By Our Reporter
Uganda is likely to miss its target of manufacturing vehicles by mid-2021 as its automobile project — Kiira Motors — runs into funding problems.
Alongside Uganda Airlines, Kiira Motors is one of President Yoweri Museveni’s pet projects, which have seen the state focus on sectors the private sector has little appetite for. But while the former passed a turning point with the delivery of the first pair of aircraft two months ago, Kiira Motors faces little buy-in by government technocrats. This has resulted in a mismatch between project timelines and funding releases by the Treasury.

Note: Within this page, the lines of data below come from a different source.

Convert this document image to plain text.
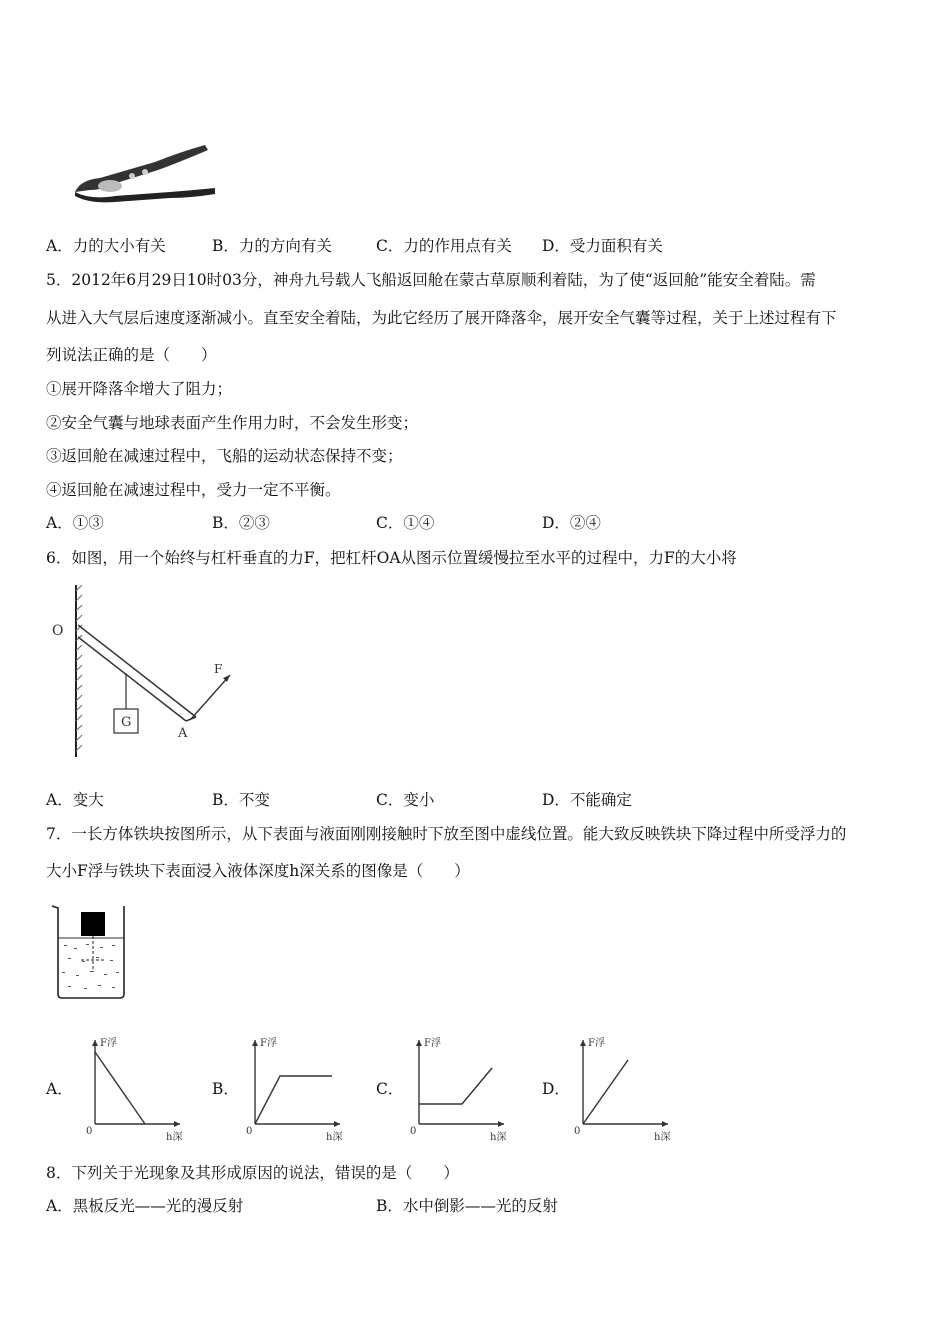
A．力的大小有关	B．力的方向有关	C．力的作用点有关 D．受力面积有关
5．2012年6月29日10时03分，神舟九号载人飞船返回舱在蒙古草原顺利着陆，为了使“返回舱”能安全着陆。需
从进入大气层后速度逐渐减小。直至安全着陆，为此它经历了展开降落伞，展开安全气囊等过程，关于上述过程有下
列说法正确的是（　　）
①展开降落伞增大了阻力；
②安全气囊与地球表面产生作用力时，不会发生形变；
③返回舱在减速过程中，飞船的运动状态保持不变；
④返回舱在减速过程中，受力一定不平衡。
A．①③	B．②③	C．①④	D．②④
6．如图，用一个始终与杠杆垂直的力F，把杠杆OA从图示位置缓慢拉至水平的过程中，力F的大小将
O
F
G
A
A．变大	B．不变	C．变小	D．不能确定
7．一长方体铁块按图所示，从下表面与液面刚刚接触时下放至图中虚线位置。能大致反映铁块下降过程中所受浮力的
大小F浮与铁块下表面浸入液体深度h深关系的图像是（　　）
A．
F浮
h深
0
B．
F浮
h深
0
C．
F浮
h深
0
D．
F浮
h深
0
8．下列关于光现象及其形成原因的说法，错误的是（　　）
A．黑板反光——光的漫反射	B．水中倒影——光的反射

Construction of the manufacturing facility started in Jinja, 80 kilometres east of Kampala in February with first vehicles expected to roll off the assembly line in July 2021. But project officials now warn that the target may not be attainable unless funding streams become more predictable.
FUNDS
According to KMC executive chairman Prof Tikodri Togboa, the project has been swimming against the tide, with the Treasury failing to release funds as allocated in the budget.
“Up to this point, the funding releases have deviated from the road map. The project was allocated seed funding of $38.56 million to be released over a four-year timeline running from 2018 to 2022 as capitalization to kick-start automobile manufacturing. But we are already dealing with a shortfall of $671,000 in the first year,” said Prof Tikodri.